29 August 2013 11:11 [Source: ICIS news]
SINGAPORE (ICIS)--Open-spec first-half October naphtha prices in Asia closed at more than $970/tonne (€728/tonne) CFR (cost & freight) on Thursday, amid concerns over escalating tensions in the Middle East which could threaten oil supplies.
Prices rose to $970.75-972.75/tonne CFR Japan, the highest since 1 March this year, according to ICIS data.
On Wednesday, prices settled at $967.50-969.50/tonne CFR Japan.
The surge in prices on Thursday was also triggered by physical naphtha trades in the open market, traders said.
The first-half November contract changed hands at $969.00/tonne CFR Japan from oil major Shell to trading firm Vitol.
Trading firm Glencore bought the second-half October contract from Vitol at $971.00/tonne CFR Japan as well as a first-half November contract from oil major BP.

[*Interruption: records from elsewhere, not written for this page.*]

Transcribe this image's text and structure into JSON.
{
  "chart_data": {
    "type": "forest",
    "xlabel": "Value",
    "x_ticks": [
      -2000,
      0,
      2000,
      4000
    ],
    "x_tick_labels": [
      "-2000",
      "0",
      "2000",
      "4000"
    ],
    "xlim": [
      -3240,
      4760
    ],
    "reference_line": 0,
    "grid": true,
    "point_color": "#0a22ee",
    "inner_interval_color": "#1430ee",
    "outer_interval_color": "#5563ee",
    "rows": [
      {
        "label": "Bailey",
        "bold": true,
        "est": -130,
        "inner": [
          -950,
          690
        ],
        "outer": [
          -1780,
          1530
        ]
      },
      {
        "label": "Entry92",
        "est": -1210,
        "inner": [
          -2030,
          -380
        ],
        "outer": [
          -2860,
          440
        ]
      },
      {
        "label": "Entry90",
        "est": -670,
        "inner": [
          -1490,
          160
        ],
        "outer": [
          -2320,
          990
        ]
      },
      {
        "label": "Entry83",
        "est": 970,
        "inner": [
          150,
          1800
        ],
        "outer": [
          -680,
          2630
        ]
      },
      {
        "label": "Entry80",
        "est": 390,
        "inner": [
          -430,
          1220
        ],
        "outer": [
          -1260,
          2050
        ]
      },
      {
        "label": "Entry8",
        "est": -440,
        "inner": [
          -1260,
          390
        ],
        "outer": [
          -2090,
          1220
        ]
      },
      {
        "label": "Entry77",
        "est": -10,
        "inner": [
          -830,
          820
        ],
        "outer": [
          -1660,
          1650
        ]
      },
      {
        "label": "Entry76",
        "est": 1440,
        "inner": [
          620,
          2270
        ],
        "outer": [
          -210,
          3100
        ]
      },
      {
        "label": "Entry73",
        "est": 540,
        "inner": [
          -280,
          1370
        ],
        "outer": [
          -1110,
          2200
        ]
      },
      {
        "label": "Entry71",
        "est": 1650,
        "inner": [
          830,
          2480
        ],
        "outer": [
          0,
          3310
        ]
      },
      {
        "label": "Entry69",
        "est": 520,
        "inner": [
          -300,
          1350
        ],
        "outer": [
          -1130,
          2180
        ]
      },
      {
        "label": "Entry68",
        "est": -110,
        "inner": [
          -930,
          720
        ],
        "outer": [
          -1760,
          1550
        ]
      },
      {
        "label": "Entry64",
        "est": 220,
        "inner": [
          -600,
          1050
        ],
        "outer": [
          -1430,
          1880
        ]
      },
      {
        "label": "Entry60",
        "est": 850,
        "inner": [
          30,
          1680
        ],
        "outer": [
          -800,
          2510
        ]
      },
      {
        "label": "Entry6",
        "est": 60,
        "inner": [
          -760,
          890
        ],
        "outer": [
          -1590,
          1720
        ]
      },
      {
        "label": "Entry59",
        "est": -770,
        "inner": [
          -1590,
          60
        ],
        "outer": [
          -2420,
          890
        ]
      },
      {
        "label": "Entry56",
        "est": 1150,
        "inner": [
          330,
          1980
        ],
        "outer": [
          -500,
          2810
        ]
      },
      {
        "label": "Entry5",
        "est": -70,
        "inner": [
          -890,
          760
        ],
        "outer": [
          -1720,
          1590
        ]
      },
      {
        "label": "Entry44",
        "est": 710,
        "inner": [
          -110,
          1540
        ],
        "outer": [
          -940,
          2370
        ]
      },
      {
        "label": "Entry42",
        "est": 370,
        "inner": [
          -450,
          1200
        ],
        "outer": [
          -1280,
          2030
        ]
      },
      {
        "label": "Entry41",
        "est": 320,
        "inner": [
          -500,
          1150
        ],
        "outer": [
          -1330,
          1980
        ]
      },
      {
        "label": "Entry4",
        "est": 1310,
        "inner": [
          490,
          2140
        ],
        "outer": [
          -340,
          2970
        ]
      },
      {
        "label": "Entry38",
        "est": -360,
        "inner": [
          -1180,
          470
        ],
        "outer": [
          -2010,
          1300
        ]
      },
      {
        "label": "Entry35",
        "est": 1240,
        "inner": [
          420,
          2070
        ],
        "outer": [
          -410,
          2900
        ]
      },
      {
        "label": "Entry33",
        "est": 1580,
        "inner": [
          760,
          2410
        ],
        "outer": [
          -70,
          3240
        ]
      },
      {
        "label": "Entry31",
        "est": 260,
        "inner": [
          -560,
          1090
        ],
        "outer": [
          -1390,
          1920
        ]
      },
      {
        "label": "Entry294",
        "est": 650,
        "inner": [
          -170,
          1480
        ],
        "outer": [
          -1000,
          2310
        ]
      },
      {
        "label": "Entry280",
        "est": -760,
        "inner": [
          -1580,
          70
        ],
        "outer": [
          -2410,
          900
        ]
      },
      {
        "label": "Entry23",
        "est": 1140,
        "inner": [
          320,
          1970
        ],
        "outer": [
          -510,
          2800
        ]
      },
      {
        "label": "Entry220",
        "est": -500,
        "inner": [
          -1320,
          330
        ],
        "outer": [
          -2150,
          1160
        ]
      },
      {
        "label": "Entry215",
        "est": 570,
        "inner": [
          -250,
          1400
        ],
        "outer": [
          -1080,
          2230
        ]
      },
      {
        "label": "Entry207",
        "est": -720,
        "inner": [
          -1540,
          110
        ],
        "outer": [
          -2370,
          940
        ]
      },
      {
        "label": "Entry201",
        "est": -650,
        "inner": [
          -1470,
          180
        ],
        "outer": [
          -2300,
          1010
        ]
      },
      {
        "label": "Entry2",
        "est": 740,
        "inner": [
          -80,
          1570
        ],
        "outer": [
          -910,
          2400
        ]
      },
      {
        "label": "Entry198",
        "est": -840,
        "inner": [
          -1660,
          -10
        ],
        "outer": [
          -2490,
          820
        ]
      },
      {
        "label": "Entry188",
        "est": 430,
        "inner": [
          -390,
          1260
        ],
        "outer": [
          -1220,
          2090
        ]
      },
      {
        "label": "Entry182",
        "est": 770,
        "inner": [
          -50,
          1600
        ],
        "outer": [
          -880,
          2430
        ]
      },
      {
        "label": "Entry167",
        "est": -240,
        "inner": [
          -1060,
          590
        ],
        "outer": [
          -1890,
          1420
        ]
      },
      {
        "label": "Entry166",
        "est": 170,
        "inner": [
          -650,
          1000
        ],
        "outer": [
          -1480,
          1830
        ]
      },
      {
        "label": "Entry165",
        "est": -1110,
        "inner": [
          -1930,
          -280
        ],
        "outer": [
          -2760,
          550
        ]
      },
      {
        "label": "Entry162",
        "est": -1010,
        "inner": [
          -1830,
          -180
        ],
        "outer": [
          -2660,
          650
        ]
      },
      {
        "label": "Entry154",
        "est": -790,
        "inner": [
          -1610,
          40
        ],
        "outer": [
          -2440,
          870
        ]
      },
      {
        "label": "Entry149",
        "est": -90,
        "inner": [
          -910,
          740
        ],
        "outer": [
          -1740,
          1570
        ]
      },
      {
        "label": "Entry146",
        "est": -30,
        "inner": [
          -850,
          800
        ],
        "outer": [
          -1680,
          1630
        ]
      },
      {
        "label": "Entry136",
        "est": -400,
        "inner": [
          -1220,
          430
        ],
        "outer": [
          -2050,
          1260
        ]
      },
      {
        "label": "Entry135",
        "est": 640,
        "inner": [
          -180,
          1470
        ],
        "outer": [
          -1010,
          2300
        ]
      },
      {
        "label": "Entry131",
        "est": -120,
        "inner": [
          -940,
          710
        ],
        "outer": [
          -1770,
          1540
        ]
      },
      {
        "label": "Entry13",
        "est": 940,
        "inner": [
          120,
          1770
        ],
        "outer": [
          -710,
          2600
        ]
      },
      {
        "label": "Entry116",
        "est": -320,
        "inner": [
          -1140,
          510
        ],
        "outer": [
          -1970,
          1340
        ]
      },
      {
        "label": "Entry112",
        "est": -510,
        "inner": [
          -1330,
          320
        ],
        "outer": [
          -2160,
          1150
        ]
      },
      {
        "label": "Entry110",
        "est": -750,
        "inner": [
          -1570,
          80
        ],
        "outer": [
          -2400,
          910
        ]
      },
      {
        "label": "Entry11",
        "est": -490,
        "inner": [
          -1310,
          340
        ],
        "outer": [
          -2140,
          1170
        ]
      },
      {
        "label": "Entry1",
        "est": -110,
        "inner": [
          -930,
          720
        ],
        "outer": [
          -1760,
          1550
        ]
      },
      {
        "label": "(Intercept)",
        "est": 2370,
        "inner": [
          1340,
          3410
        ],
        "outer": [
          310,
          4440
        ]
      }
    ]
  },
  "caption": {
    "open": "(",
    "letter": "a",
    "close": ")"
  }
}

However, the Asian naphtha market has been hogged by ample cargo availability from Indian refinery exporters as well as hefty deep-sea cargoes from the West, traders said.
A depreciating Indian rupee prompted refiners to increase their exports, with the country’s September shipments rising to 750,000-800,000 tonnes from 750,000 tonnes in August.
As a result, the first-half October/first-half November naphtha spread weakened to 75 cents/tonne in backwardation at the close of trade on Thursday, ICIS data showed.